# Ultra gem from HF



## RobertT (Oct 14, 2010)

Never tried those but these sawhorse from Menards are on sale all the time. Add a 2 by to the top and you cant beat em. http://www.menards.com/main/tools-hardware/power-tools/work-support/folding-steel-sawhorse/p-1460944-c-10164.htm


----------



## foneman (Mar 11, 2007)

Do your sawhorses have an item number on them?

OH, and I DO use the HF trailer hitch without any problems whatsoever and that is pulling a fully loaded U-haul tandem axle trailer multiple times.

Thanks,
john


----------



## Bigjoemann (Feb 12, 2011)

http://www.harborfreight.com/foldable-adjustable-sawhorse-69059.html

There's the link.


----------



## Sawdust2 (Mar 18, 2007)

Looked it up. Thanks.
90 day warranty. LOL


----------



## cutworm (Oct 2, 2010)

Nice. Thanks.


----------



## Tedstor (Mar 12, 2011)

Not a bad looking kit. I'd be tempted to attach a 2×4 to the top of the horse.

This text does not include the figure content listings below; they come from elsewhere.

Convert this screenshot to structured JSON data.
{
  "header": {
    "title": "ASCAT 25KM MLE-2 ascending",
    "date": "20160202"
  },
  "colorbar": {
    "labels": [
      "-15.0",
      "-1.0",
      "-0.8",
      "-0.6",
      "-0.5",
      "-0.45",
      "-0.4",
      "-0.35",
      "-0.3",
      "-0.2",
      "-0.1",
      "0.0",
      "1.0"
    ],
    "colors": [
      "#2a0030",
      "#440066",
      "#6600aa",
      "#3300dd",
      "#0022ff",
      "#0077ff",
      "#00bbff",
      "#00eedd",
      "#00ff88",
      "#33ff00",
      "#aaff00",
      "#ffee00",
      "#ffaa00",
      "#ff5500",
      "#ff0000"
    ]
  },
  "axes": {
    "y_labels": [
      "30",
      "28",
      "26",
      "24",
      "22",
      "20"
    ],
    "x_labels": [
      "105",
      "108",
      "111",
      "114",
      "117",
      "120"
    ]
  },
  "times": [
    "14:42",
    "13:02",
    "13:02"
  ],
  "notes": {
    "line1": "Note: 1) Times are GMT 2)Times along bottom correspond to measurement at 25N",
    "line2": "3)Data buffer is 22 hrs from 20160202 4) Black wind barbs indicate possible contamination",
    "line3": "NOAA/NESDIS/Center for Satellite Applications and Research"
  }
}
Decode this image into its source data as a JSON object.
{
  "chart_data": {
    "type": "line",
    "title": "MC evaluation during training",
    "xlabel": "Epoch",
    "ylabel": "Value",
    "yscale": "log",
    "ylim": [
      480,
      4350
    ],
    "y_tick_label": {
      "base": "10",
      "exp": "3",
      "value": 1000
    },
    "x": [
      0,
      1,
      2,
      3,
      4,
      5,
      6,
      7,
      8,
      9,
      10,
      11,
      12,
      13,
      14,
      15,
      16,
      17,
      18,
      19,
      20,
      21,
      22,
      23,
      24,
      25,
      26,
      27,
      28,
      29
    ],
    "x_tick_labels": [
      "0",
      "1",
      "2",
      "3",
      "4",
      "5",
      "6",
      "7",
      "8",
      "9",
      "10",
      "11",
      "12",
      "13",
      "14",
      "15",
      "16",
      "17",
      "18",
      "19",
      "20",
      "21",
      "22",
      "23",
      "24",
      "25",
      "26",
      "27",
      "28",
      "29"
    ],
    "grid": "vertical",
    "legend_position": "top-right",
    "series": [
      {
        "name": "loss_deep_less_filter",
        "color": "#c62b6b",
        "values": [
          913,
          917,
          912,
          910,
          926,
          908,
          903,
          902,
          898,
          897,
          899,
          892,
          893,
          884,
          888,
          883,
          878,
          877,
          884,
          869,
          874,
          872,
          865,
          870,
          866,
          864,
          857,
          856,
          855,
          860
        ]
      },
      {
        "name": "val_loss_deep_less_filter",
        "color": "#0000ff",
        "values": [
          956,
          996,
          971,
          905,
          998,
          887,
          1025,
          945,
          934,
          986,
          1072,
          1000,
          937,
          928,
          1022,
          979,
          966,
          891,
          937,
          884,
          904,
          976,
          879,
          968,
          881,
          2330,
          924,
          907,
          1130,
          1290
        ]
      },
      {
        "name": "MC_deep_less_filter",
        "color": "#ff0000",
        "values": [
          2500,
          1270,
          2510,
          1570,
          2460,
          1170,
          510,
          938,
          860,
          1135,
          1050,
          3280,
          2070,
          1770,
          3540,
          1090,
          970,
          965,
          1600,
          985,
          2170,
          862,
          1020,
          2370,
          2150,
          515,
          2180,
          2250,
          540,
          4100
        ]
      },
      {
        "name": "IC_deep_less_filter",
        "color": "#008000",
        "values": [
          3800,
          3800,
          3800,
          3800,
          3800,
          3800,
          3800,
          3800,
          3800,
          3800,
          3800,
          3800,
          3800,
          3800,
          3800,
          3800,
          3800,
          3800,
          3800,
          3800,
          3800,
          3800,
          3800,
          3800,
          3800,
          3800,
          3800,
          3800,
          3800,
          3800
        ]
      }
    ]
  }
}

I'd hate for a tool/blade to come into contact with the metal top.


----------



## BigAl98 (Jan 29, 2010)

I got the ones that Menard sells. Not saying they are better, but with a 2×4 on top they work too. Also they sort of nest together,even with the 2×4. I have had them for over 10 years, and they look brand new - no rust on 'em either. And for the price they are a great value.


----------



## Brad_Nailor (Jul 26, 2007)

I guess I should return that parachute I bought there yesterday..


----------



## oldnovice (Mar 7, 2009)

*Brad, has it let you down?*


----------



## mgbbob (Mar 15, 2011)

I have used mine on numerous projects and the HFs work great….......and yes they have survived an encounter with my circular saw. My bad. I plan on adding some 2×4s. I love the adjustable height and have even used the units as outfeed tables for my table saw with sheet of plywood on top.

Bob


----------